The music playing on the radio is “Nobody’s into me, no one’s mystery?” The girl comments on the number of pop tarts on the floor and a child could cut his foot. Sarcastically, Jack tells her she sounds just like a kid herself. He tells the narrator that she can get up off the floor.
Another discussion ensues about what the girl’s first entry in the diary will be.
Jack suggests: Tonight you’ll write, ‘This is my birthday present from him. I can’t imagine anybody loving anybody more than I love Jack.’
In a year, she will write that Jack taught her everything about sex.
In two years, you’ll write I wonder what that old guy’s name was, the one with the curly hair and the filthy dirty pickup truck…
Her version is a little different than his. She will write his first entry.
In one year, she will say that they are now married. She is preparing his supper.
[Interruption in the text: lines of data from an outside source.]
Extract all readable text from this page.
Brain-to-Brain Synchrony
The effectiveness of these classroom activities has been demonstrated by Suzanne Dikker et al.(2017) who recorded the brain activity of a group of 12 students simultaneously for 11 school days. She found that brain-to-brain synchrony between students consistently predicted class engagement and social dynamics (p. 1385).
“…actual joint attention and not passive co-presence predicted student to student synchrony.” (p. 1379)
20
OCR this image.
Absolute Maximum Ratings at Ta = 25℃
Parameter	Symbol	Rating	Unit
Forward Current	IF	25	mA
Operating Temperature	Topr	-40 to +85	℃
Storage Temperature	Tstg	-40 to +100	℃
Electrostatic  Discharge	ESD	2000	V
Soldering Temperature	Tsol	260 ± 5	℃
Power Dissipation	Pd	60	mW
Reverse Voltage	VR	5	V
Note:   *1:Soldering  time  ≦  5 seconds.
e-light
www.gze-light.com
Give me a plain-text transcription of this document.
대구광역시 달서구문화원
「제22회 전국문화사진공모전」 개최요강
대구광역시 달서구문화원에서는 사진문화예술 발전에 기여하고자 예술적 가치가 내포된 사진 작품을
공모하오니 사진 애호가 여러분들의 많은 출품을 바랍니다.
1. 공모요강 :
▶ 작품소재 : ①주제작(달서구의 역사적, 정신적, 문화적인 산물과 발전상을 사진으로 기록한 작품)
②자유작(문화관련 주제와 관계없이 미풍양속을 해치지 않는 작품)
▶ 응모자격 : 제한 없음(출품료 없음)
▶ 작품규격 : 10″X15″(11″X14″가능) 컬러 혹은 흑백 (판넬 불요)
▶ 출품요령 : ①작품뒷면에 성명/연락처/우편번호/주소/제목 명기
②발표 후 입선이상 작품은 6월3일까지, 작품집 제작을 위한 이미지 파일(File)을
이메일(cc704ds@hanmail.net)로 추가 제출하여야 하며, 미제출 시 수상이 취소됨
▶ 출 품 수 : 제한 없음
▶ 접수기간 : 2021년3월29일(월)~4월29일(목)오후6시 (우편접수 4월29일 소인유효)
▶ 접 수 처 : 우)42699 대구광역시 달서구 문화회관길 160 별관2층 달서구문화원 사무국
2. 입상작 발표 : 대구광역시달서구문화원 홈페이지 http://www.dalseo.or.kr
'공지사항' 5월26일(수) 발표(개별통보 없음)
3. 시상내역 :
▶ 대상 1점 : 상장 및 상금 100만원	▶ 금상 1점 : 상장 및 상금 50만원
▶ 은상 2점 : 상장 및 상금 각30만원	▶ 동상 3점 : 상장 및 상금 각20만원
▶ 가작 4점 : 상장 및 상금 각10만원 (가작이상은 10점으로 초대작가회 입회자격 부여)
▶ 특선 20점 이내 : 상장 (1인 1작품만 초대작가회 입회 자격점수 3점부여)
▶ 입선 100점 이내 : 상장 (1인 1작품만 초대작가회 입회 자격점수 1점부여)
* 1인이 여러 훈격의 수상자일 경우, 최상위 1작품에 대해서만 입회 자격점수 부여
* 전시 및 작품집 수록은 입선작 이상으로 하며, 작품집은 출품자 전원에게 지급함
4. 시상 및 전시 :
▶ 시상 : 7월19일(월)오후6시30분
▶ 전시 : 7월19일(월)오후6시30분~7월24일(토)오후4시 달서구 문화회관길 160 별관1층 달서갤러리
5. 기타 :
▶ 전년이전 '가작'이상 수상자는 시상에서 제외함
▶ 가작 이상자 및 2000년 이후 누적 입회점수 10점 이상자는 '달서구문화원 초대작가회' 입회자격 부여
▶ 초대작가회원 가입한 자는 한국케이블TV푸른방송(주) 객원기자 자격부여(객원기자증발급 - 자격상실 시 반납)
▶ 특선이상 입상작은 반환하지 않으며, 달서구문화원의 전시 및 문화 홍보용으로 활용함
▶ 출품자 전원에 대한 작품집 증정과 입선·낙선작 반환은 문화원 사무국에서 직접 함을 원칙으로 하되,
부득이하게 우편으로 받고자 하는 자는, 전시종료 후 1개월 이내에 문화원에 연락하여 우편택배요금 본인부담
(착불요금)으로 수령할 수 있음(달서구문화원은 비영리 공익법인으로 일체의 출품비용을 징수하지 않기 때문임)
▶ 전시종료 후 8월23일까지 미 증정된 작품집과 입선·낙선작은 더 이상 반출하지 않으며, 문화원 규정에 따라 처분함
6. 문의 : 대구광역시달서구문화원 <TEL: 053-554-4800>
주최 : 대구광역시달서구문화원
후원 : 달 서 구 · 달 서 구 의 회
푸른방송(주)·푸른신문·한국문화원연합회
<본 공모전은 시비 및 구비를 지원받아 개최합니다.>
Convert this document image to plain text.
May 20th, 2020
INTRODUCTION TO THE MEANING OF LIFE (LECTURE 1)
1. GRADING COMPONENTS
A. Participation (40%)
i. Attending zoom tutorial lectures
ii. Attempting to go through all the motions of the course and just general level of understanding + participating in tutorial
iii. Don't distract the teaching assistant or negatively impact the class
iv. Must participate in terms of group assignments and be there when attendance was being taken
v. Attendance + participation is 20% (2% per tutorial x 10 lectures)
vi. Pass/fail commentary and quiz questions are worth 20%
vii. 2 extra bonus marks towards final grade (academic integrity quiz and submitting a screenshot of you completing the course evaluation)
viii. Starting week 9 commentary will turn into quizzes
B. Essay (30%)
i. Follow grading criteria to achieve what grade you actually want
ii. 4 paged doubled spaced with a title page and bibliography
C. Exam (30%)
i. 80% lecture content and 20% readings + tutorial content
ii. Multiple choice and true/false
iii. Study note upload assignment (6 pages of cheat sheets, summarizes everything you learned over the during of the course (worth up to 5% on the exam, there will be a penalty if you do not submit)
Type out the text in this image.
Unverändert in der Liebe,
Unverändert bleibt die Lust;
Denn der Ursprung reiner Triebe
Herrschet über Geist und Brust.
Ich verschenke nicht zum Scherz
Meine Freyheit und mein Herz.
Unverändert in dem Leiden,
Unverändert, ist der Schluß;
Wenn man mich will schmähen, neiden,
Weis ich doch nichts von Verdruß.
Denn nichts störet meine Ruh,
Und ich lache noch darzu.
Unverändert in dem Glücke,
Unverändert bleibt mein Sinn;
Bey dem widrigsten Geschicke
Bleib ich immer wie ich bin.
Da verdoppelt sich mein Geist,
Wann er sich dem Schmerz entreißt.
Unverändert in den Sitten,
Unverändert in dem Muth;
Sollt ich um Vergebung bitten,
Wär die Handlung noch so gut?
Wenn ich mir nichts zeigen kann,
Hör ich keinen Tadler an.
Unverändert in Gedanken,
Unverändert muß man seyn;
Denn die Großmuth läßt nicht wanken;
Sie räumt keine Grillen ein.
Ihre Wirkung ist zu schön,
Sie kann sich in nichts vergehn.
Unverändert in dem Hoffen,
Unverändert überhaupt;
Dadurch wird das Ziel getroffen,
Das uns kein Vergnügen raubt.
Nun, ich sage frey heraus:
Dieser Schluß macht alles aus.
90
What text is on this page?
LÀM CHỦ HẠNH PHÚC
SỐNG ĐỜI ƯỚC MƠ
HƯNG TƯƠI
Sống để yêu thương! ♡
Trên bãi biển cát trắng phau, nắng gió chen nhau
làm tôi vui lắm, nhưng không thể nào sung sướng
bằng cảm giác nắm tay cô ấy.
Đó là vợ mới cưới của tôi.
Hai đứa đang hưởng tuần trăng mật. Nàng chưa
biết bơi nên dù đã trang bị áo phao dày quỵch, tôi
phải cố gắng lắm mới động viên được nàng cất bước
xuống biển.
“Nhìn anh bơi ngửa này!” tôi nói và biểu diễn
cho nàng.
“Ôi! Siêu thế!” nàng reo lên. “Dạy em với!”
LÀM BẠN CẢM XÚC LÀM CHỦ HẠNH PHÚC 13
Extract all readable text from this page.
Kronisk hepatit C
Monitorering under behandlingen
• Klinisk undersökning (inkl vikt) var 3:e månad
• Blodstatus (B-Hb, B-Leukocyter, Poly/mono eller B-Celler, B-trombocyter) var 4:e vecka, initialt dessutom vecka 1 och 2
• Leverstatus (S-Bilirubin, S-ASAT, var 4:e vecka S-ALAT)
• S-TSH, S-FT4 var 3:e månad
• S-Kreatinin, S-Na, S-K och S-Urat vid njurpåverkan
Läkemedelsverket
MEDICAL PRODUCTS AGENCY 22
Jack makes the comment that it must have been a quick divorce.
In two years, she will write in her diary that they now have a child named little Jack.
In three years, she will write that her breasts are sore from nursing their daughter, whose breath smells like vanilla.
The narrator asks Jack which version of the diary does he like. He chooses hers, but he believes the version that he suggested.
The narrator says that it does not matter. He tells her that in her heart she knows that what she writes in her diary will not happen. She tells him that he is wrong.
Jack emphasizes again that her version will not happen. He tells the narrator that their daughter’s breath would smell like the narrator’s milk and that it would smell bittersweet.
The word bittersweet implies that their affair may be coming to an end. The definition of the word indicates a pleasant yet painful memory.
The proposed diary entries send the message that she hopes that he will divorce his wife; then, he will start a new life with her. Their life will be filled with domestic bliss, love, and happiness. They will have wonderful children.
On the other hand, Jack apparently does not believe that this will happen. Although indicating that he is not happy with his wife, he makes the narrator no promises about the future; rather, he indicates that he does not believe that her version will come true.